Theoretical and Practical Implications

The results directly contradict the hypothesis that LLM-based ToM is predominantly driven by analytical or chain-of-thought instantiation. Instead, the findings substantiate a model wherein emotional processing forms the mechanistic substrate for belief attribution and successful perspective-taking in LLMs. This aligns with select neuroscience results suggesting that cognitive and affective ToM are tightly coupled in human neural architectures, especially in temporoparietal regions—though no direct correspondence is claimed here.

Practically, the mechanistic decomposition approach grants fine-grained interpretability, which may inform the design of safer, more reliable AI with explicit cognitive scaffolding.
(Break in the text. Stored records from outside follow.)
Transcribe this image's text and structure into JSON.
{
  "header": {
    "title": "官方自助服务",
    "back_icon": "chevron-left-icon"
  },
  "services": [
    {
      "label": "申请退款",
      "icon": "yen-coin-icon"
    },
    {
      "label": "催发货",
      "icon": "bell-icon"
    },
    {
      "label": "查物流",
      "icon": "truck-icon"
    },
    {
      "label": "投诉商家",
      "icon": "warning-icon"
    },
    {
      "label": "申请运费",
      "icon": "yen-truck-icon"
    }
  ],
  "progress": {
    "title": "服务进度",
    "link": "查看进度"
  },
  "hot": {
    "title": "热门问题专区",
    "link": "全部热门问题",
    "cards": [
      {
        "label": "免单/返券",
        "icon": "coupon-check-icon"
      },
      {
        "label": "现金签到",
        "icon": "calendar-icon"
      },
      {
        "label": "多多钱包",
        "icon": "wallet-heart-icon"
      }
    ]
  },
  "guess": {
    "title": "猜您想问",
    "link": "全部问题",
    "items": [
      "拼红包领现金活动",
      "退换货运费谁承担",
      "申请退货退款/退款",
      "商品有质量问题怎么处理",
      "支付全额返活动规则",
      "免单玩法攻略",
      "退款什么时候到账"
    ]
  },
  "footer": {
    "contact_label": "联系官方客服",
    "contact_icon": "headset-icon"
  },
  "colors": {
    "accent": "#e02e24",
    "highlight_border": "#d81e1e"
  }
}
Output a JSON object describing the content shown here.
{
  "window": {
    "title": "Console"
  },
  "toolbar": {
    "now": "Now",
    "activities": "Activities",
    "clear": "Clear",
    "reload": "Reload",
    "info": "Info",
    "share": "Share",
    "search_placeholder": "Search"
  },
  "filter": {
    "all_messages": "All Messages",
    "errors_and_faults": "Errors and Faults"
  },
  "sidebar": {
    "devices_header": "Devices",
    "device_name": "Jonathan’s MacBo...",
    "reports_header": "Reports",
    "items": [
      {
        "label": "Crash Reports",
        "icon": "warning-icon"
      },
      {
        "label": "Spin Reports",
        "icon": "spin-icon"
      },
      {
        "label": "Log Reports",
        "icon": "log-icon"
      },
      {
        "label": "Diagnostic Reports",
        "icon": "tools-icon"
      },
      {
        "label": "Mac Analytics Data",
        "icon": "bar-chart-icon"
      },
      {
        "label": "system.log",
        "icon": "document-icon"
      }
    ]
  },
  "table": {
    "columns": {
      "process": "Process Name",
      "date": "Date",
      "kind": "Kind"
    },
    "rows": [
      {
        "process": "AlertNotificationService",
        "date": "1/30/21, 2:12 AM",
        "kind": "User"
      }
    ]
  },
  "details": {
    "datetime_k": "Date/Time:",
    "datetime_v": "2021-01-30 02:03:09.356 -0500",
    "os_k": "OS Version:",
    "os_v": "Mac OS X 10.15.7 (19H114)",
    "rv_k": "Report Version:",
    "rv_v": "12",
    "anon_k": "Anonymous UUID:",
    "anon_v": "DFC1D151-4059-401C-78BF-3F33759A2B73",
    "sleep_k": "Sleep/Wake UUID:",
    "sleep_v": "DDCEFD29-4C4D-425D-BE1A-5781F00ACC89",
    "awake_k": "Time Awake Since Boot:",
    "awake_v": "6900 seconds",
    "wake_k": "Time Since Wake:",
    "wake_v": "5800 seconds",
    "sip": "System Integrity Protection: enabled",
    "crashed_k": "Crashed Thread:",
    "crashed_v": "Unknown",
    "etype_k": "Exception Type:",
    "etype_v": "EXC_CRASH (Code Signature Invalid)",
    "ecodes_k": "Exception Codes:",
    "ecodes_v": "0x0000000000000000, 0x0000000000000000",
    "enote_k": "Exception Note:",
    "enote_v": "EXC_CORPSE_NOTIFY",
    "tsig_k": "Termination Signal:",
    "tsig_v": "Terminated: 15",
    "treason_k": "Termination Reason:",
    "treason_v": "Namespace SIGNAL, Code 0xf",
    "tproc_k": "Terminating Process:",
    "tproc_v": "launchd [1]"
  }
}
It further suggests that future advances in social reasoning tasks may depend more on representing emotional context and generative faculties, rather than optimizing deliberative, analytical routines.

The protocol offers a scalable template for cognitive decomposition: applying interpretability tools (probes, steering) to dissect and modulate internal faculties relevant for any complex AI capability.

Expanding this framework to larger, more diverse model architectures and broader benchmarks will be crucial for future mechanistic transparency. It also opens questions about the transferability of steering effects and whether analogous patterns are a universal property of neural architectures trained on linguistic data.

Conclusion

This paper provides a rigorous, probe-driven decomposition of the internal mechanisms through which activation steering improves ToM in LLMs. The analyses reveal that enhanced performance is mediated by increased engagement of emotional and generative cognitive processes and suppression of analytical reasoning, suggesting that the essence of successful perspective-taking in LLMs is fundamentally affective rather than deliberative. These insights challenge prevailing interpretive frameworks and pave the way for more nuanced investigations of high-level cognition in artificial agents.